Zout, suiker en vet

Waarom hebben we het allemaal nodig?

Om ons lichaam in leven te houden! Dus het is niet erg om zout, suiker en vet te eten. Maar als we er teveel van eten, is het opeens ongezond! Hoe zit dat? We leggen het even kort uit.

Zout: Per dag heeft je lichaam zes gram zout nodig. Dit zout hebben we nodig om water in ons lichaam vast te houden. Ook heeft zout een positief effect op onze zenuwcellen en spieren, waardoor onze hersens goed werken en we ons goed kunnen blijven bewegen.
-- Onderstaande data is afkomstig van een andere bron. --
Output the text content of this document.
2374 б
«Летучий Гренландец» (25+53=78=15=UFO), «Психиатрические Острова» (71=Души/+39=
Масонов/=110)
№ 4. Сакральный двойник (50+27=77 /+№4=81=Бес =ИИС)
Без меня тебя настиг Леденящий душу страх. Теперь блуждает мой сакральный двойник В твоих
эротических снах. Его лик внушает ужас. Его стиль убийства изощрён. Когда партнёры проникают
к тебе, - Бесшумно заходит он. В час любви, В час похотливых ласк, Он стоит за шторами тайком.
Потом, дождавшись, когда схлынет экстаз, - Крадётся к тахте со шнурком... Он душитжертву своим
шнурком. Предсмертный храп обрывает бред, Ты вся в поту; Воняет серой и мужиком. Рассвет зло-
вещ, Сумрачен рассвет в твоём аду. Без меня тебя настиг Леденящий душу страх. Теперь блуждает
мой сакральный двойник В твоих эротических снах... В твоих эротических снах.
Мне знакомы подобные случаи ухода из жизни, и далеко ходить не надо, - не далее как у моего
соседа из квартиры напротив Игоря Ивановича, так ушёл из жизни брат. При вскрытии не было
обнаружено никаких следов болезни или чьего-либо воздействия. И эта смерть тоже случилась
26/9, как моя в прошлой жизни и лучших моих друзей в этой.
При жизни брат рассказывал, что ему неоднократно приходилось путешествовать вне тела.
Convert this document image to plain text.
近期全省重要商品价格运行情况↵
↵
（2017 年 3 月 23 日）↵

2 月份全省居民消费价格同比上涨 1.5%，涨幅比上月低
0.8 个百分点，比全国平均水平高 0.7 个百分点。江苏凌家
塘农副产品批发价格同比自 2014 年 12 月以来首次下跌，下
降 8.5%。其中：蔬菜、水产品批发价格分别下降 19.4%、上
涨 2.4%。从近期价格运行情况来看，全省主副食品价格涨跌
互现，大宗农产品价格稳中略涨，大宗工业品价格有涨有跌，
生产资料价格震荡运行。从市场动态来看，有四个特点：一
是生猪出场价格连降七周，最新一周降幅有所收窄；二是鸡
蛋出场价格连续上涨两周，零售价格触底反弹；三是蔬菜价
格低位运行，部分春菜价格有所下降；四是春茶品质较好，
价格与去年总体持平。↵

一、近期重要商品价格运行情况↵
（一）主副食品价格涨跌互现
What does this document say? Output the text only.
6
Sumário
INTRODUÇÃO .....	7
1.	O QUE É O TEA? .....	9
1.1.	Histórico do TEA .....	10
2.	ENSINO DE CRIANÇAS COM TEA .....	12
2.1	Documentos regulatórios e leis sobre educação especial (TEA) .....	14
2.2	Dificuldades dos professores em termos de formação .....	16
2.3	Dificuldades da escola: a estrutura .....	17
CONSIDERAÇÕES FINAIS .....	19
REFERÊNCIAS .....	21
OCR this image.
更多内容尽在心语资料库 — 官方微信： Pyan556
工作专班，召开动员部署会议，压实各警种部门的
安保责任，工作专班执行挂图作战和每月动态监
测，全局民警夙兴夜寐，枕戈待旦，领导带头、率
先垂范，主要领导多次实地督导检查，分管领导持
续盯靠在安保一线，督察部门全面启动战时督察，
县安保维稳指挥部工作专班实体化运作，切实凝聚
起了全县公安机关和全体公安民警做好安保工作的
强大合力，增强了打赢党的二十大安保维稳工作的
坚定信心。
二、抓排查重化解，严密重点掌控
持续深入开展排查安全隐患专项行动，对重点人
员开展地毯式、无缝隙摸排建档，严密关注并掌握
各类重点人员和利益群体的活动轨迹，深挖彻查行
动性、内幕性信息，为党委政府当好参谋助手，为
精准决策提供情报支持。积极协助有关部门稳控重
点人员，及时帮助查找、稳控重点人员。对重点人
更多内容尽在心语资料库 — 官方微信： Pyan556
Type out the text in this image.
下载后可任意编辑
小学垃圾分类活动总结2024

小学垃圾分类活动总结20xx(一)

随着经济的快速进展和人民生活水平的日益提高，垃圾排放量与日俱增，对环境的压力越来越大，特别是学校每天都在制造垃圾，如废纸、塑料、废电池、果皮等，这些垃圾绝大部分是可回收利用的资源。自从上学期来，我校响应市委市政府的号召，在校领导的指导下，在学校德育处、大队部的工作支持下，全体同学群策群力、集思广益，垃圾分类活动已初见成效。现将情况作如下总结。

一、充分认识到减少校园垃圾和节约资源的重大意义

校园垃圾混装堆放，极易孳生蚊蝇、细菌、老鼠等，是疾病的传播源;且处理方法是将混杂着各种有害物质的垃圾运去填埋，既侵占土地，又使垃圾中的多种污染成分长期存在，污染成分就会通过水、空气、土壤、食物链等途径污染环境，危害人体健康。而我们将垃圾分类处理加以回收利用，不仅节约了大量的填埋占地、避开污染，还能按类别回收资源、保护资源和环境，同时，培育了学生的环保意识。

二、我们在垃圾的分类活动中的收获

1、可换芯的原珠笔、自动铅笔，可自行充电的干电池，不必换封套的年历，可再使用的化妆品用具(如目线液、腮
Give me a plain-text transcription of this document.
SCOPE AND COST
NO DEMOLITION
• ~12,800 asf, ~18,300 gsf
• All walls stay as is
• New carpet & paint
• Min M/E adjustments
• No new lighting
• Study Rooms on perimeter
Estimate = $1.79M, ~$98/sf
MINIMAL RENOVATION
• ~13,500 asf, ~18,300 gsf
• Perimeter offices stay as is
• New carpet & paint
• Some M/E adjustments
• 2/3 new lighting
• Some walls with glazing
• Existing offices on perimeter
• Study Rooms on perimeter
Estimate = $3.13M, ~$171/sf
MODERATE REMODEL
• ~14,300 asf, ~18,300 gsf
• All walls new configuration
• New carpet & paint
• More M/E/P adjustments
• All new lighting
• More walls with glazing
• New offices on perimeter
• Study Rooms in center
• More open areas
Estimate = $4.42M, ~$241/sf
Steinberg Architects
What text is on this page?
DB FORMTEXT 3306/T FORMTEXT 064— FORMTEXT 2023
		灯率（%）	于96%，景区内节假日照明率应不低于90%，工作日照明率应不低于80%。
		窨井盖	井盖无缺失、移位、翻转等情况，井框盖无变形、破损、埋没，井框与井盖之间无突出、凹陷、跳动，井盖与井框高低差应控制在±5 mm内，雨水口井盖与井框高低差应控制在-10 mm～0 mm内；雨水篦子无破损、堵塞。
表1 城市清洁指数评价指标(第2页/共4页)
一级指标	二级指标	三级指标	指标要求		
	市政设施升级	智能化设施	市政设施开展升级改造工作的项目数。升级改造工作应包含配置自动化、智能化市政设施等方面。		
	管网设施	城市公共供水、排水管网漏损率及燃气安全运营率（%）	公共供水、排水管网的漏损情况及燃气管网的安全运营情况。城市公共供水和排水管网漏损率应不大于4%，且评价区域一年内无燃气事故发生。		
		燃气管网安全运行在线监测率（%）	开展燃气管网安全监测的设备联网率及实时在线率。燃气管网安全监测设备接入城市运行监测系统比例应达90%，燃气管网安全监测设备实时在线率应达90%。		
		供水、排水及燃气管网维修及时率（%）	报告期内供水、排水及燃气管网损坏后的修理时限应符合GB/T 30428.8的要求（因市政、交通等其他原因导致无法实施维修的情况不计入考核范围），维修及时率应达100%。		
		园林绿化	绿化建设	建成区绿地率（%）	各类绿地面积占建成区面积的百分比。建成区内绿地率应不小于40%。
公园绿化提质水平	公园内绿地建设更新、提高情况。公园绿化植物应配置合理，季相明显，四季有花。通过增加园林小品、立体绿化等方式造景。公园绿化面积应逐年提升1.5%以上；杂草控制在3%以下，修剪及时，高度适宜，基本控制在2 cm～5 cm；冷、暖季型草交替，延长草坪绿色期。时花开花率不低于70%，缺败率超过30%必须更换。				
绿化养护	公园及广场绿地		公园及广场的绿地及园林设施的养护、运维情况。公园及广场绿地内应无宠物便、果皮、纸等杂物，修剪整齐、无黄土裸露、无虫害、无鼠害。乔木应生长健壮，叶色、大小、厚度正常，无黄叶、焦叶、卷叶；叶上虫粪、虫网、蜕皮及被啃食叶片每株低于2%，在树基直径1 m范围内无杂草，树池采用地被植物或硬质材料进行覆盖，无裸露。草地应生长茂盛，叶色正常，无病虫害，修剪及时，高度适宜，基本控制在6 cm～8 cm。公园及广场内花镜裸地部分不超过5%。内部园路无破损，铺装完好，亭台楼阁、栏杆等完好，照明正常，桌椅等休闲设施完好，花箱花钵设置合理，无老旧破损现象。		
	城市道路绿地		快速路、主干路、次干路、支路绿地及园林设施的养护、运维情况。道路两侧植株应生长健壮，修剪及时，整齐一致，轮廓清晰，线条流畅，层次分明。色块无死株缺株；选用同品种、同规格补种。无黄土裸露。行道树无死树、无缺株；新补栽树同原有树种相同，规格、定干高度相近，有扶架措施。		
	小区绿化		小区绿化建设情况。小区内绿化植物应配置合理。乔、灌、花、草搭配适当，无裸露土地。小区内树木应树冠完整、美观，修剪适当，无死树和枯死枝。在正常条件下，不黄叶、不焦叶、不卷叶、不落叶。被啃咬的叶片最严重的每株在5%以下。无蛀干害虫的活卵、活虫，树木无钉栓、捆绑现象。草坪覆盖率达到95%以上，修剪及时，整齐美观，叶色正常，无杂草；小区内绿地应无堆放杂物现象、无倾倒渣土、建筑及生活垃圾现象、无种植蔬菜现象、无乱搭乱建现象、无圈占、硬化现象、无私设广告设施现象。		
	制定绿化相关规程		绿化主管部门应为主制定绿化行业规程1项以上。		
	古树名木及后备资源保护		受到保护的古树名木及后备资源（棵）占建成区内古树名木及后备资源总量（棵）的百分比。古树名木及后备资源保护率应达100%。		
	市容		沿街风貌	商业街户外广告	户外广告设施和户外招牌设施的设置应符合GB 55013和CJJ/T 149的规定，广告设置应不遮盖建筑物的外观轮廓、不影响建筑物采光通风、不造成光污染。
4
Maar vaak krijgen we op een dag meer zout binnen dan we nodig hebben. Ons lichaam raakt dat zout dan kwijt door het uit te plassen of via ons zweet. Bij het eten van teveel zout kan je een hoge bloeddruk krijgen, en dat verhoogt de kans op hart-en vaatziekten.

Suiker: Suiker is een belangrijke stof voor je lichaam. Onze energie komt namelijk uit suiker. Dat verbrandt je lichaam wanneer je sport of actief bezig bent. Het is dus onze brandstof. Als suiker niet wordt verbrand, wordt het omgezet in vet. Het is dus belangrijk dat je blijft bewegen en actief bezig bent.

Vet: Van vet wordt je dik, dus waarom zouden we het eten? Nou, vet heeft ook een belangrijke rol in je lichaam. Vet geeft je – net als suiker – energie. Verder zorgen de vetzuren in vet ervoor dat de cellen in je lichaam steviger worden. Zo kunnen die zich beschermen tegen indringers en ziekten. Verder zorgt vet ervoor dat je ogen, hersenen en spieren goed werken. In verschillende soorten boter en bak-en braadvet zitten ook belangrijke vitaminen. Deze vitaminen zitten opgelost in vet, en kunnen wij dus ook alleen via vet binnen krijgen. Net als bij suiker geldt voor vet de regel dat als je het niet verbrand, je er dik van kan worden. Zorg dus dat je voldoende beweegt, want dan verbrand je het vet voordat dat gebeurt!